An old-fashioned banking product that has fallen on hard times may be making a comeback with school kids.
Passbook savings accounts are the centerpiece of a pilot program being launched this fall by the Federal Deposit Insurance Corp., which is hoping to promote financial education and encourage children to save money.
Plain-vanilla savings accounts have long been opened by parents as a first step toward introducing children to the concept of saving. But since the accounts generate only a few pennies in interest each month, there’s not much of a wow factor for today’s more affluent and commercialized generation of kids.
And when it comes to instilling the savings habit, let’s face it, many parents aren’t great role models.
Those are attitudes the FDIC hopes to change with its schoolroom test.
Several months ago, the agency reached out to banks that have existing partnerships with schools to offer savings accounts to youths in conjunction with financial education programs. Some institutions have gone as far as opening in-school branches that are staffed for a few hours once or twice a week.
Dozens of financial institutions have expressed interest in participating in the test program for the current school year, said FDIC spokesman Greg Hernandez.
The agency expects to select five to 30 FDIC-insured institutions later this month to participate in the first phase of the test.
A second phase would be more widespread. The FDIC will begin soliciting interest in April for banks and other institutions to begin new school savings programs in the 2015-2016 school year.
The agency will closely monitor results, work out technical problems and help develop best practices going forward.

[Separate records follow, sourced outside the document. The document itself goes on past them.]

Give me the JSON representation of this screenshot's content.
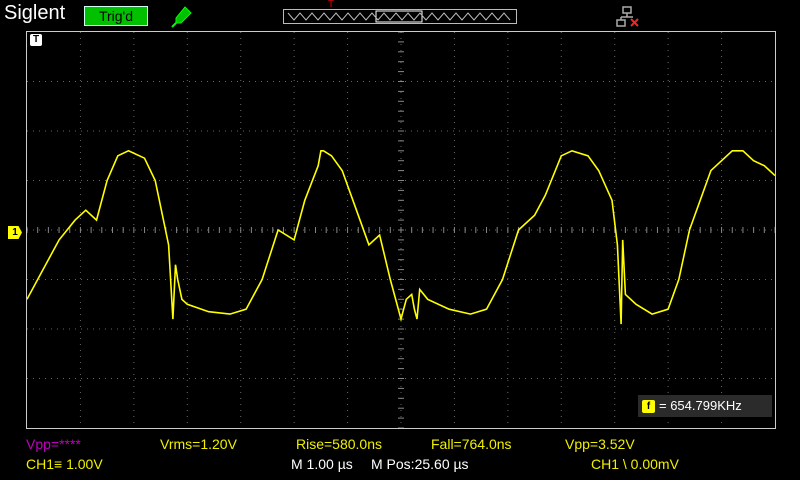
{
  "header": {
    "brand": "Siglent",
    "trigger_status": "Trig'd",
    "icons": [
      "probe-icon",
      "network-disconnected-icon"
    ],
    "colors": {
      "trigger_bg": "#00c000",
      "trace": "#ffff00",
      "probe_icon": "#00c000",
      "net_icon_x": "#ff2020"
    }
  },
  "screen": {
    "trigger_marker": "T",
    "channel_marker": "1",
    "frequency_icon": "f",
    "frequency": "= 654.799KHz"
  },
  "measurements": {
    "vpp_ch2": "Vpp=****",
    "vrms": "Vrms=1.20V",
    "rise": "Rise=580.0ns",
    "fall": "Fall=764.0ns",
    "vpp": "Vpp=3.52V"
  },
  "status": {
    "ch1_scale": "CH1≡ 1.00V",
    "timebase": "M 1.00 µs",
    "mpos": "M Pos:25.60 µs",
    "trigger": "CH1 \\ 0.00mV"
  },
  "chart_data": {
    "type": "line",
    "title": "",
    "xlabel": "",
    "ylabel": "",
    "x_units": "µs (1.00 µs/div)",
    "y_units": "V (1.00 V/div)",
    "xlim": [
      -7,
      7
    ],
    "ylim": [
      -4,
      4
    ],
    "grid": true,
    "series": [
      {
        "name": "",
        "color": "#ffff00",
        "x": [
          -7.0,
          -6.7,
          -6.4,
          -6.1,
          -5.9,
          -5.7,
          -5.5,
          -5.3,
          -5.1,
          -4.8,
          -4.6,
          -4.35,
          -4.27,
          -4.22,
          -4.18,
          -4.1,
          -4.0,
          -3.6,
          -3.2,
          -2.9,
          -2.6,
          -2.3,
          -2.0,
          -1.8,
          -1.55,
          -1.5,
          -1.45,
          -1.3,
          -1.1,
          -0.9,
          -0.6,
          -0.4,
          -0.2,
          0.0,
          0.1,
          0.2,
          0.25,
          0.3,
          0.35,
          0.5,
          0.9,
          1.3,
          1.6,
          1.9,
          2.2,
          2.5,
          2.7,
          3.0,
          3.2,
          3.5,
          3.7,
          3.95,
          4.05,
          4.12,
          4.15,
          4.2,
          4.4,
          4.7,
          5.0,
          5.2,
          5.4,
          5.8,
          6.2,
          6.4,
          6.6,
          6.8,
          6.9,
          7.0
        ],
        "y": [
          -1.4,
          -0.8,
          -0.2,
          0.2,
          0.4,
          0.2,
          1.0,
          1.5,
          1.6,
          1.45,
          1.0,
          -0.3,
          -1.8,
          -0.7,
          -1.0,
          -1.4,
          -1.5,
          -1.65,
          -1.7,
          -1.6,
          -1.0,
          0.0,
          -0.2,
          0.6,
          1.3,
          1.6,
          1.6,
          1.5,
          1.2,
          0.6,
          -0.3,
          -0.1,
          -1.0,
          -1.8,
          -1.4,
          -1.3,
          -1.6,
          -1.8,
          -1.2,
          -1.4,
          -1.6,
          -1.7,
          -1.6,
          -1.0,
          0.0,
          0.3,
          0.7,
          1.5,
          1.6,
          1.5,
          1.2,
          0.6,
          -0.3,
          -1.9,
          -0.2,
          -1.3,
          -1.5,
          -1.7,
          -1.6,
          -1.0,
          0.0,
          1.2,
          1.6,
          1.6,
          1.4,
          1.3,
          1.2,
          1.1
        ]
      }
    ]
  }
}
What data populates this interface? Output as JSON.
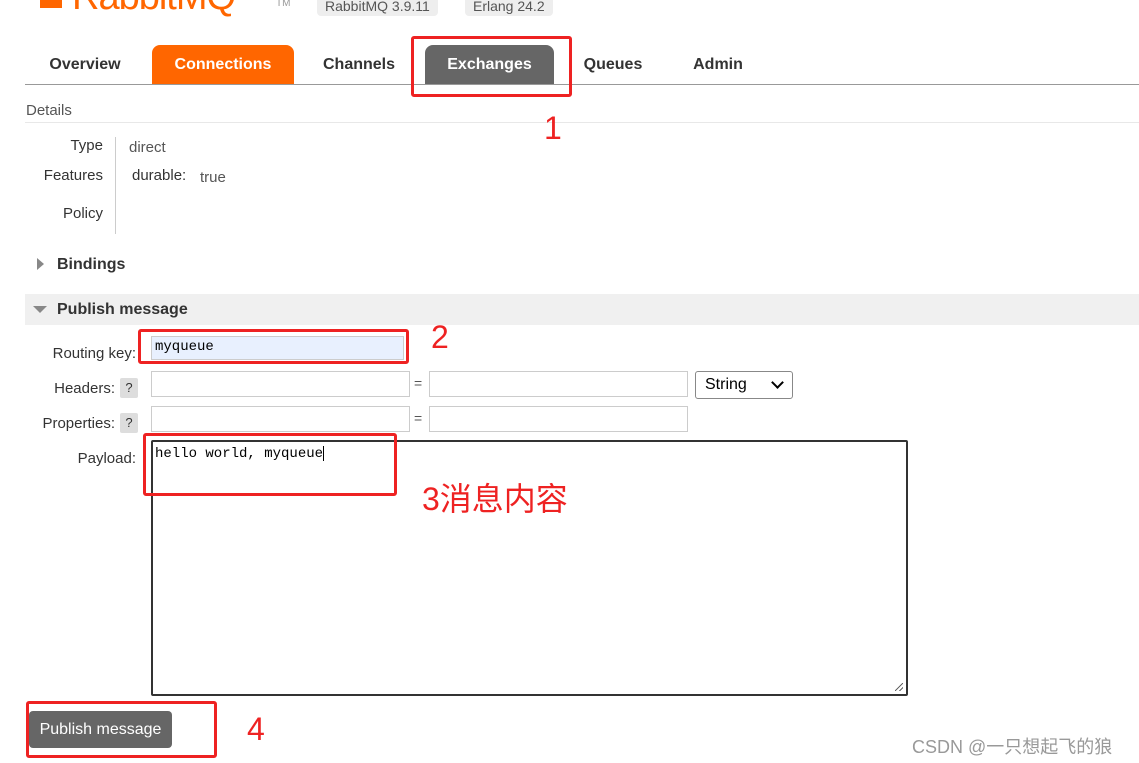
{
  "header": {
    "logo_text": "RabbitMQ",
    "logo_tm": "TM",
    "version_badge": "RabbitMQ 3.9.11",
    "erlang_badge": "Erlang 24.2"
  },
  "tabs": [
    {
      "label": "Overview"
    },
    {
      "label": "Connections"
    },
    {
      "label": "Channels"
    },
    {
      "label": "Exchanges"
    },
    {
      "label": "Queues"
    },
    {
      "label": "Admin"
    }
  ],
  "details": {
    "title": "Details",
    "type_label": "Type",
    "type_value": "direct",
    "features_label": "Features",
    "durable_key": "durable:",
    "durable_value": "true",
    "policy_label": "Policy"
  },
  "bindings": {
    "label": "Bindings"
  },
  "publish": {
    "section_label": "Publish message",
    "routing_key_label": "Routing key:",
    "routing_key_value": "myqueue",
    "headers_label": "Headers:",
    "properties_label": "Properties:",
    "help_mark": "?",
    "equals": "=",
    "type_select": "String",
    "payload_label": "Payload:",
    "payload_value": "hello world, myqueue",
    "button_label": "Publish message"
  },
  "annotations": {
    "n1": "1",
    "n2": "2",
    "n3": "3消息内容",
    "n4": "4",
    "color": "#ee2222"
  },
  "watermark": "CSDN @一只想起飞的狼"
}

To get an idea of the potential impact of school and banking partnerships, consider the experience of fourth-graders in Amarillo, Texas, during the 2011-2012 and 2012-2013 school years. A local bank called HSB operated its Kids’ Bank program in about half of the district’s elementary schools.
Having a bank account “intensified the effect of financial education instruction for students,” according to a U.S. Department of the Treasury report on the Amarillo program. “And in schools where there was a branch, students had more positive attitudes toward banks and were more likely to have a bank account.”
The FDIC’s pilot program is good news to Sam Renick, a longtime advocate for financial education among young children.
“Combining financial education with the opportunity to save should prove powerful,” said Renick, of Los Angeles.
Even extremely low-rate savings accounts establish a “be prepared, asset-building mindset,” he said.
There are other advantages to developing the savings habit, Renick said. It teaches discipline and delayed gratification, encourages goal-setting, builds confidence and self-esteem, protects against poor spending choices and reduces cases of the gimmes.
And best of all, he noted, savings programs such as what the FDIC envisions “send a message to kids that their future is important.”